In the present case, we found it necessary to consider the latter possibility because of persistent severe headache and vomiting, along with the progressive course associated with elevation of ADA and TNF-α level in the CSF. Therefore, we consider it important to emphasize that reinfection by the mumps virus can potentially cause severe meningitis without parotitis and may mimic tuberculous meningitis. Careful neurological and radiological follow-up examinations, as well as repeated analyses of CSF samples using detailed immunological measurements in addition to routine studies are necessary for proper diagnosis and avoiding unnecessary treatment.

References

1. Hviid A, Rubin S, Mühlemann K (2008) Mumps.
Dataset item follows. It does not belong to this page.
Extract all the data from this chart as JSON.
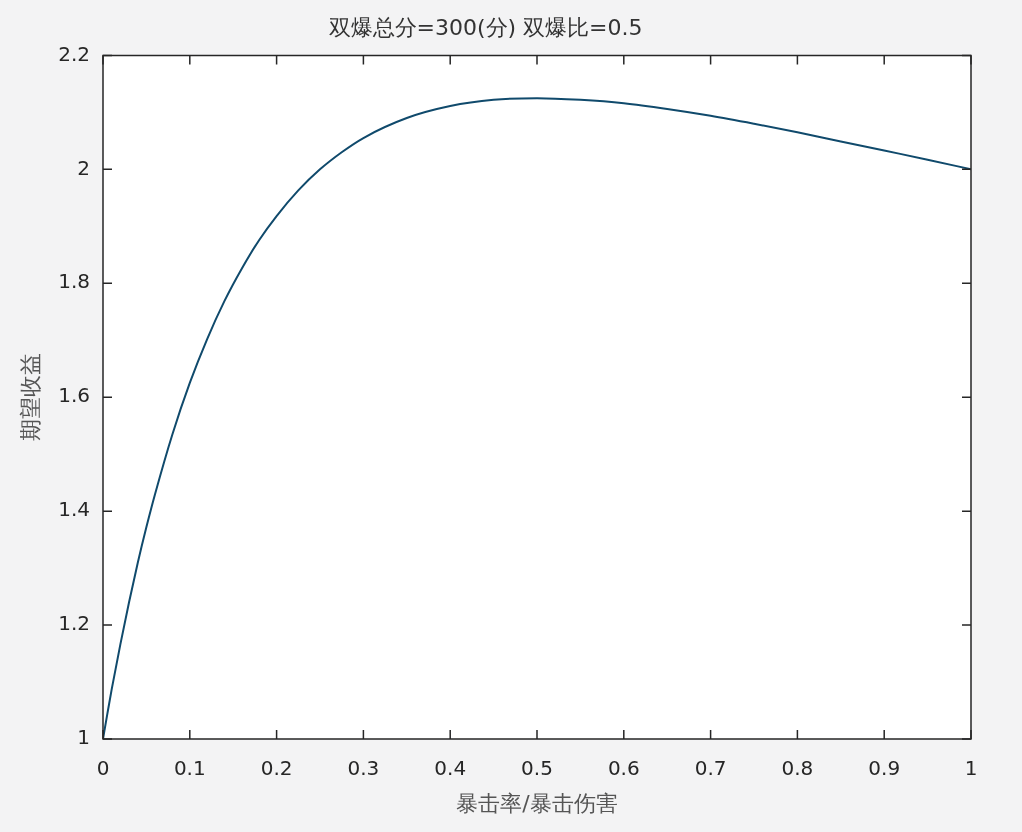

Lancet 371: 932-944
2. Takla A, Böhmer MM, Klinic C, Kurz N, Schaffer A, et al. (2014) Outbreak-related mumps vaccine effectiveness among a cohort of children and of young adults in Germany 2011. Hum Viaccin Immunother 10: 140-145.
3. Koenig K, Shastry S, Mzahim B, Almadhyan A, Burns MJ (2016) Mumps virus: Modification of the identify-isolate-inform tool for frontline healthcare providers. West J Emerg Med 17: 490-496.
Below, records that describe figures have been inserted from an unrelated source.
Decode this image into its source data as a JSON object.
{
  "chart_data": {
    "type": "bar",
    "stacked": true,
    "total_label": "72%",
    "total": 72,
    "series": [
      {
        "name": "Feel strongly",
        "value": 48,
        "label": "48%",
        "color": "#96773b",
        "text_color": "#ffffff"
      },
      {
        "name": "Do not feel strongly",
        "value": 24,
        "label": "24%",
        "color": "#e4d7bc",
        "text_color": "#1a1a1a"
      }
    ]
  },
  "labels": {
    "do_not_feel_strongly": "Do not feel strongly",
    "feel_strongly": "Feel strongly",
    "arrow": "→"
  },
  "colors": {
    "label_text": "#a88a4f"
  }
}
4. Takeshima S, Yoshimoto T, Shiga Y, Kanaya Y, Neshige S, et al. (2015) Clinical, epidemiological and etiological studies of adult aseptic meningitis: Report of 13 cases with mumps meningitis. Rinsho Shinkei 55: 630-636.
5. Solari L, Soto A, Agapito JC, Acurio V, Vargas D, et al. (2013) The validity of cerebrospinal fluid parameters for the diagnosis of tuberculous meningitis. Int J Infect Dis 17: e1111-e1115.
6. Wang W, Zhu Y, Wu H, Jiao Y, Halm-Lutterodt N, et al. (2014) IL-6 and IFN-Nγ are elevated in severe mumps cases: A study of 960 mumps patients in China. J Infect Dev Ctries 8: 208-214.
7. Malaiyan J, Ramanan PV, Subramaniam D, Menon T (2016) Analysis of serum Th1/Th2 cytokine levels in patients with acute mumps infection. J Glob Infect Dis 8: 87-92.
8. Ichiyama T, Maeba S, Suenaga N, Saito K, Matubara T, et al. (2005) Analysis of cytokines levels in cerebrospinal fluid in mumps meningitis: Comparison with echovirus type 30 meningitis. Cytokine 30: 243-247.
9. Misra UK, Kalita J, Srivastava R, Nair PP, Mishra MK, et al. (2010) A study of cytokine in tuberculous meningitis: Clinical and MRI correlation. Neurosci Lett 483: 6-10.